3 The Court is cognizant of Defendants’ position that applying Rule 15 instead of Colo. Rev. Stat. § 13-21-102(1.5)(a) would prejudice them and may result in forum shopping in the future, but they have not provided any authority suggesting that this Court may deviate from what it believes is Berk’s clear mandate and the consequences inherent therein. Rule 15(a)(2) states that “[t]he court should freely give leave [to amend] when justice so requires.” “[T]his mandate is to be heeded.” Foman v. Davis, 371 U.S. 178, 182 (1962). In other words, “[i]f the underlying facts or circumstances relied upon by a [litigant] may be a proper subject of relief, he ought to be afforded an opportunity to test his claim
on the merits.” Id. Denying leave to amend is generally justified only on “a showing of undue delay, undue prejudice to the opposing party, bad faith or dilatory motive, failure to cure deficiencies by amendments previously allowed, or futility of amendment.” Frank v. U.S. West, Inc., 3 F.3d 1357, 1365 (10th Cir. 1993). III. Analysis The Bluffs Defendants make no Rule 15 arguments in their briefing, notwithstanding the Court’s prior practice of addressing both Rule 15 and § 13-21- 102(1.5)(a) in earlier rulings on this issue. See Bluffs Defs.’ Response [#48]; Bluffs Defs.’ Suppl.

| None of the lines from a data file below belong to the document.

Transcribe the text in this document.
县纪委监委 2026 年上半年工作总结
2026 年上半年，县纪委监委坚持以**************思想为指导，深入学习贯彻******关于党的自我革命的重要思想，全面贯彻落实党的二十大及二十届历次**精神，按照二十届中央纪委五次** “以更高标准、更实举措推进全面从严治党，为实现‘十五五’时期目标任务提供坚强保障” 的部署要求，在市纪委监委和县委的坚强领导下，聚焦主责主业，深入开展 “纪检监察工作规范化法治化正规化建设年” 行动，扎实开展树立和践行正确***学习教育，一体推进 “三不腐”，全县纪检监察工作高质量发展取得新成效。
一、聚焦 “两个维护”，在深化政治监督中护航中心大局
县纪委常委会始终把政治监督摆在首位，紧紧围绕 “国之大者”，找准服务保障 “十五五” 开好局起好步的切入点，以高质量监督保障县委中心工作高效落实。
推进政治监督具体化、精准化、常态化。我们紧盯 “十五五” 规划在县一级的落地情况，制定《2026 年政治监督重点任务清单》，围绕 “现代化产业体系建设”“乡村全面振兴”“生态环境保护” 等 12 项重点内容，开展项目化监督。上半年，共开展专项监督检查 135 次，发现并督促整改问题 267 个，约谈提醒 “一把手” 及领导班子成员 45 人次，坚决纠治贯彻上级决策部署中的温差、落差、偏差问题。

Brief [#62]; see also Hubchik, 2024 WL 4653176, at *6. During oral arguments, the Bluffs Defendants invoked Rule 11, which states that an attorney, by signing a pleading
or other paper, certifies that the factual contentions they present have “evidentiary support” or “will likely have evidentiary support after a reasonable opportunity for further investigation or discovery.” FED. R. CIV. P. 11(b)(3). But the Bluffs Defendants have not moved for sanctions. “And to use Rule 11 as a freewheeling license to weigh evidence on the allegations of a proposed amended complaint would run afoul of the principle that the futility of a motion to amend is judged by ‘the sufficiency of the allegations within the four corners of the complaint after taking those allegations as true.’” McCormick, 2026 WL 1213398, at *3 (quoting Atl. Richfield Co. v. NL Indus., Inc., No. 20-cv-00234-RMR- KLM, 2022 WL 986124, at *2 (D. Colo. Apr. 1, 2022), report and recommendation adopted, 2022 WL 2292848 (D. Colo. May 2, 2022)). Defendant Ambipar, for its part, rests only on a futility argument, asserting that Plaintiff’s claim for punitive damages is not plausible. See Response [#44]; Def. Ambipar’s
Suppl. Brief [#61]. However, courts in this District often prefer to address futility of amendment on a Rule 12(b)(6) motion rather than on a motion for leave to amend. Retzolff v. Jacobs Ent., Inc., No. 24-cv-03538-PAB-KAS, 2026 WL 21233, at *5 (D. Colo. Jan. 4, 2026). The Court finds this consideration especially weighty here, where the briefing on Rule 8 plausibility was relatively succinct in comparison to the larger issue before the parties and the Court. And even if the Court were inclined to take up the futility challenge at this juncture, the Court notes that Defendant Ambipar appeared to assume in its Response brief that Plaintiff is asserting a claim of fraudulent concealment. See Response [#44] at 5. But Plaintiff disclaimed any intention to assert such a claim during the April 8, 2026 Motion
Hearing. Instead, Plaintiff maintained its intent to assert only claims of negligence, trespass, and unjust enrichment against Defendant Ambipar. Plaintiff grounded its punitive damages theory not on fraud, but on attendant circumstances of willful and wanton conduct. See § 12-31-102(1)(a). In sum, the Court finds that Plaintiff has readily cleared the relevant Rule 15 threshold, and Defendants have offered little rebuttal that persuades the Court otherwise. IV. Conclusion Based on the foregoing, IT IS HEREBY ORDERED that the Motion [#41] is GRANTED. IT IS FURTHER ORDERED that Plaintiff shall file a clean copy of the First Amended Complaint documenting the dismissal of Claim 4 and the addition of its punitive damages claim no later than June 25, 2026.